According to many education experts, a well-rounded approach to a college-prep education can develop critical thinking skills, nurture creativity, and foster a better understanding of diverse cultures and perspectives. Families in San Antonio have many highly regarded educational options for their students that provide challenging academics while also emphasizing the important role of electives and extracurricular activities in developing graduates who are prepared for success in college and beyond. Two of these educational options are the seven local BASIS Ed Texas charter schools and the independent school, Saint Mary’s Hall.


BASIS Ed Texas Charter Schools are open enrollment, tuition-free public charter schools serving students in grades K-12. Dr.

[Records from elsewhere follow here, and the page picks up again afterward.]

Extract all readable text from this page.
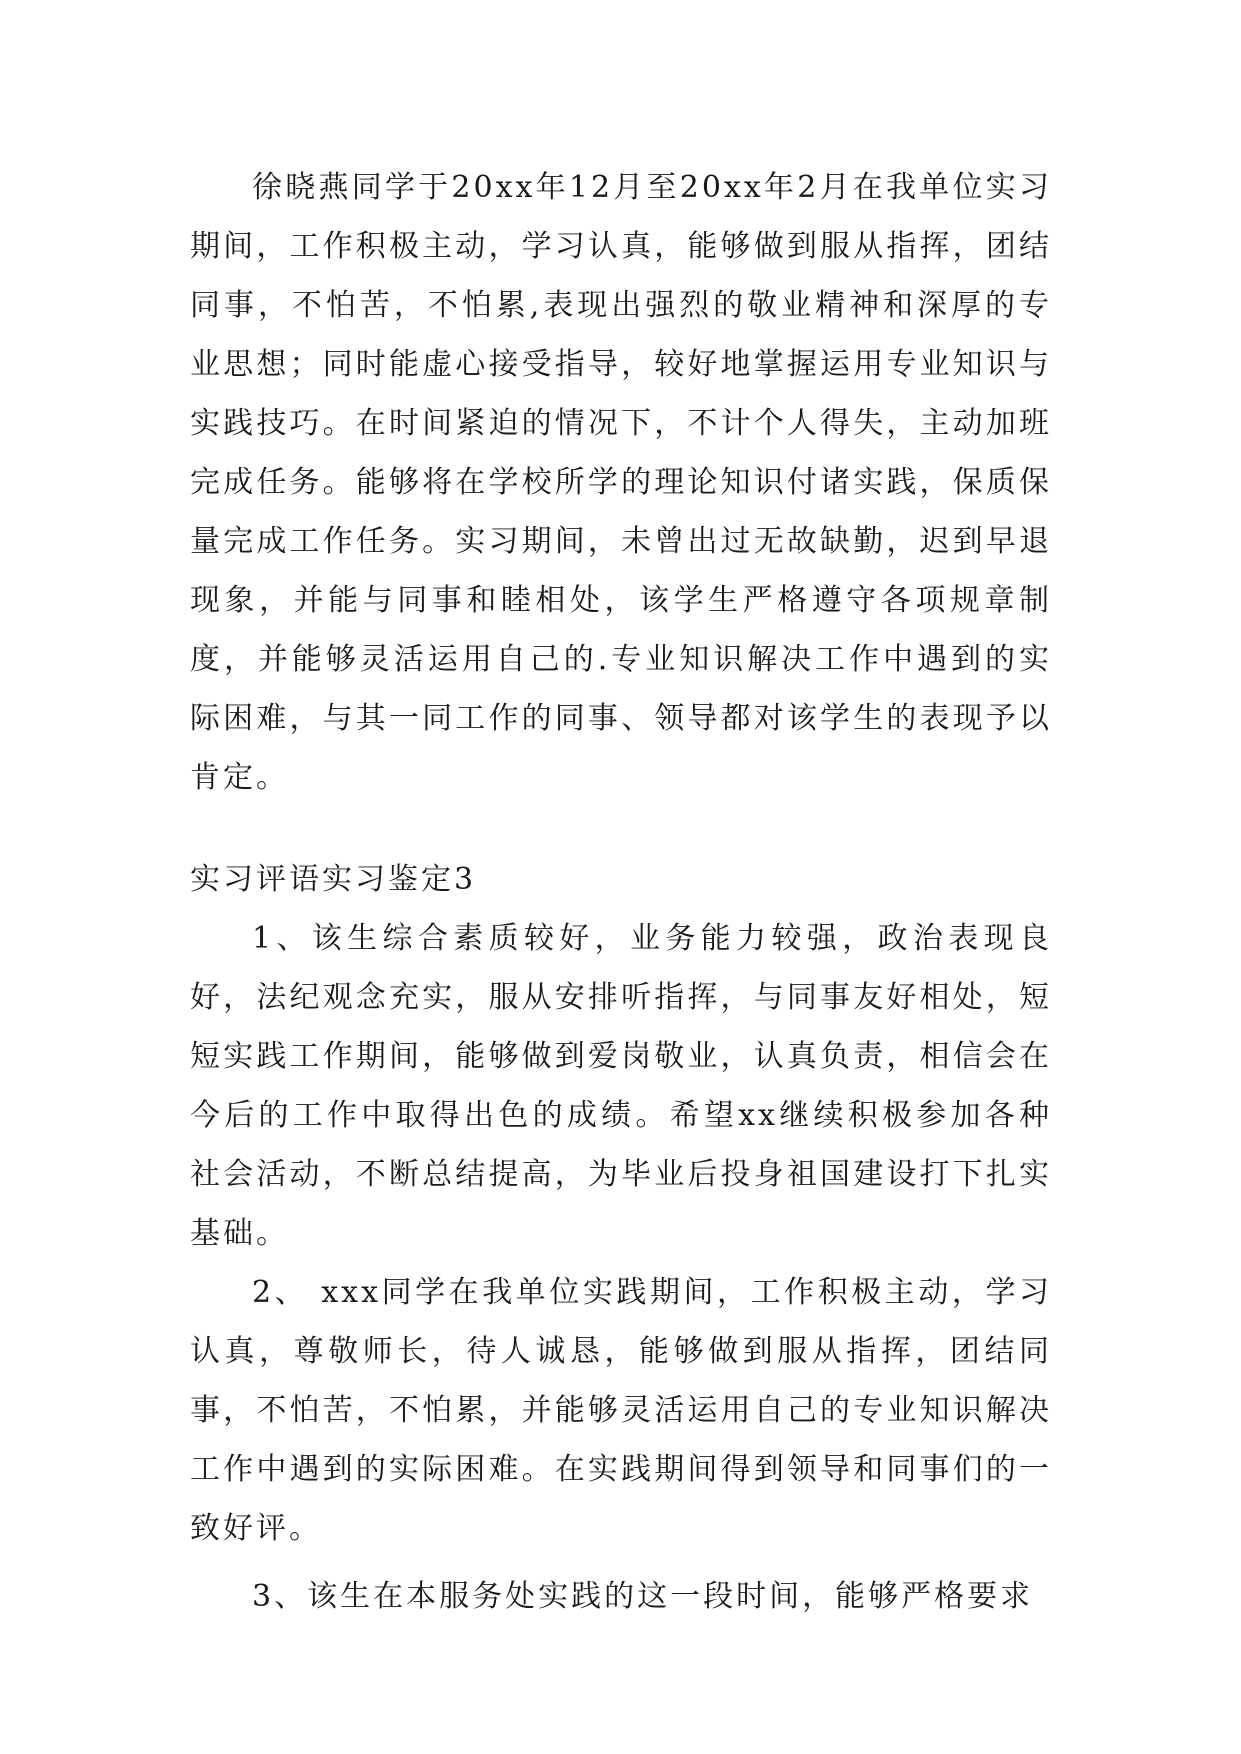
徐晓燕同学于20xx年12月至20xx年2月在我单位实习期间，工作积极主动，学习认真，能够做到服从指挥，团结同事，不怕苦，不怕累,表现出强烈的敬业精神和深厚的专业思想；同时能虚心接受指导，较好地掌握运用专业知识与实践技巧。在时间紧迫的情况下，不计个人得失，主动加班完成任务。能够将在学校所学的理论知识付诸实践，保质保量完成工作任务。实习期间，未曾出过无故缺勤，迟到早退现象，并能与同事和睦相处，该学生严格遵守各项规章制度，并能够灵活运用自己的.专业知识解决工作中遇到的实际困难，与其一同工作的同事、领导都对该学生的表现予以肯定。

实习评语实习鉴定3

1、该生综合素质较好，业务能力较强，政治表现良好，法纪观念充实，服从安排听指挥，与同事友好相处，短短实践工作期间，能够做到爱岗敬业，认真负责，相信会在今后的工作中取得出色的成绩。希望xx继续积极参加各种社会活动，不断总结提高，为毕业后投身祖国建设打下扎实基础。

2、 xxx同学在我单位实践期间，工作积极主动，学习认真，尊敬师长，待人诚恳，能够做到服从指挥，团结同事，不怕苦，不怕累，并能够灵活运用自己的专业知识解决工作中遇到的实际困难。在实践期间得到领导和同事们的一致好评。

3、该生在本服务处实践的这一段时间，能够严格要求
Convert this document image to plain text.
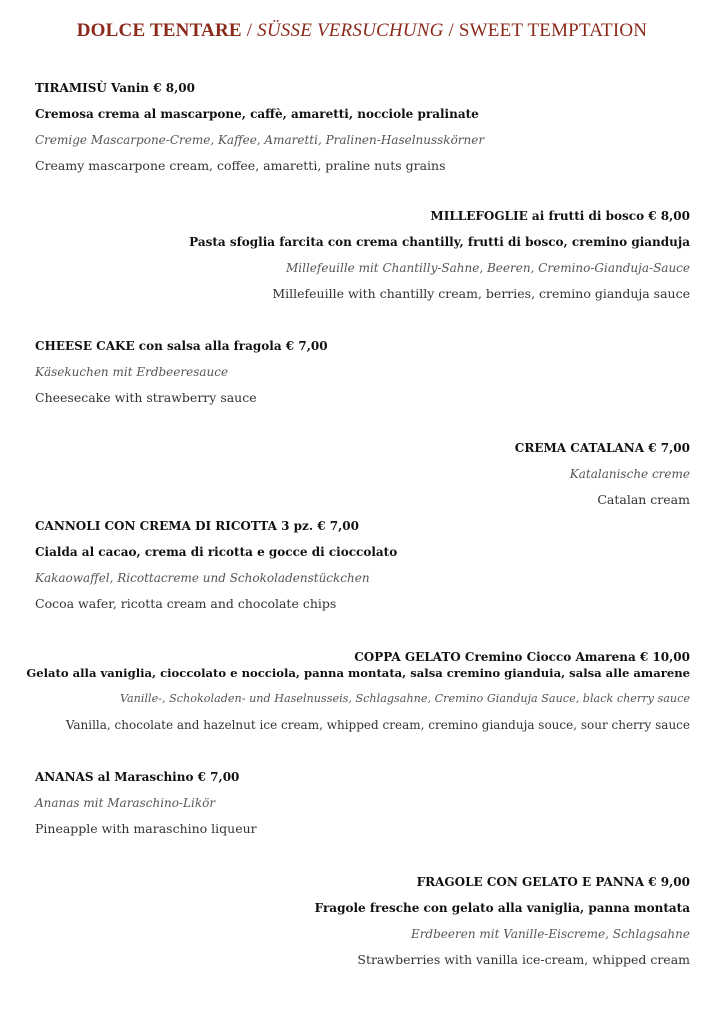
DOLCE TENTARE / SÜSSE VERSUCHUNG / SWEET TEMPTATION
TIRAMISÙ Vanin € 8,00
Cremosa crema al mascarpone, caffè, amaretti, nocciole pralinate
Cremige Mascarpone-Creme, Kaffee, Amaretti, Pralinen-Haselnusskörner
Creamy mascarpone cream, coffee, amaretti, praline nuts grains
MILLEFOGLIE ai frutti di bosco € 8,00
Pasta sfoglia farcita con crema chantilly, frutti di bosco, cremino gianduja
Millefeuille mit Chantilly-Sahne, Beeren, Cremino-Gianduja-Sauce
Millefeuille with chantilly cream, berries, cremino gianduja sauce
CHEESE CAKE con salsa alla fragola € 7,00
Käsekuchen mit Erdbeeresauce
Cheesecake with strawberry sauce
CREMA CATALANA € 7,00
Katalanische creme
Catalan cream
CANNOLI CON CREMA DI RICOTTA 3 pz. € 7,00
Cialda al cacao, crema di ricotta e gocce di cioccolato
Kakaowaffel, Ricottacreme und Schokoladenstückchen
Cocoa wafer, ricotta cream and chocolate chips
COPPA GELATO Cremino Ciocco Amarena € 10,00
Gelato alla vaniglia, cioccolato e nocciola, panna montata, salsa cremino gianduia, salsa alle amarene
Vanille-, Schokoladen- und Haselnusseis, Schlagsahne, Cremino Gianduja Sauce, black cherry sauce
Vanilla, chocolate and hazelnut ice cream, whipped cream, cremino gianduja souce, sour cherry sauce
ANANAS al Maraschino € 7,00
Ananas mit Maraschino-Likör
Pineapple with maraschino liqueur
FRAGOLE CON GELATO E PANNA € 9,00
Fragole fresche con gelato alla vaniglia, panna montata
Erdbeeren mit Vanille-Eiscreme, Schlagsahne
Strawberries with vanilla ice-cream, whipped cream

Peter Bezanson serves as CEO of the parent organization BASIS Educational Ventures, while his wife, Patti Bezanson, is CEO of BASIS ED Texas.


In 2022, BASIS Texas Charter Schools was tied for the Number One School District in Texas per the TEA’s School Accountability Ratings. (TEA’s 2023 Accountability Ratings haven’t yet been released.) As of the 2023-24 school year, BASIS San Antonio Shavano, which serves grades 6-12, was named the 2023 Number One high school in San Antonio by U.S. News & World Report.


According to Peter Bezanson, BASIS Ed Texas schools provide the most advanced curriculum of any school in Texas. “The average BASIS Charter School student takes 12 Advanced Placement courses before they begin their senior year,” he said. “While our schools place a heavy emphasis on academics, we also pride ourselves in providing a ‘Work Hard and Play Hard’ environment. It’s very important to offset the academic rigors with activities that are fun and that provide a release valve.”


BASIS Ed Texas offers a wide range of electives, including astronomy, personal finance, ceramics, photography, and robotics, to name a few. “Most of our electives are more exploratory and more project-based,” explained Bezanson. “They complement our heavy emphasis on academics.”


BASIS Ed Texas also offers students a wide array of extracurricular activities and clubs. “Just a few of these are the Advancing Herpetological Awareness Club, the Board Game Club, the Creative Writing Club, and the Pokemon Club,” Bezanson said. “They are very driven by the interests of our students and teachers.”


Saint Mary’s Hall was founded in 1879 on the principles of knowledge, self-confidence, and respect for others. Today, it is an independent and coeducational school for students from Montessori (age 3) to Form (grade) 12.


Adrian Viccellio, Social Studies Department Chair and Coordinator for Off-Campus Programs said the school is a huge believer in the power of experiential education. “Here at Saint Mary’s Hall, we focus on a dynamic portrait of learning to stretch our students and prepare them for success in college and fulfillment in life,” Viccellio explained.


Viccellio, who teaches several courses, including Global Studies and a college-level History of Modern Africa course, also oversees the school’s summer enrichment programs, such as Summer at the Hall and the global experiential programs to South Africa, Hawaii, Costa Rica, and other locations.


Beyond the AP curriculum and advanced coursework, the Saint Mary’s Hall curriculum offers students the choice to sample various elective subjects such as different languages and various visual and performing arts. The school offers numerous extracurricular opportunities for its students, including Model UN, where students navigate global issues such as human trafficking, and a variety of summer scholars programs where the students work alongside professionals at institutions such as the Alamo, McNay Museum, Southwest Research Institute, and Saint Mary’s University.


“These types of interdisciplinary opportunities allow our students to create real-world solutions in their college-prep experience,” said Viccellio. “Colleges want to know if prospective students are ethically prepared to change the world. We believe they are.”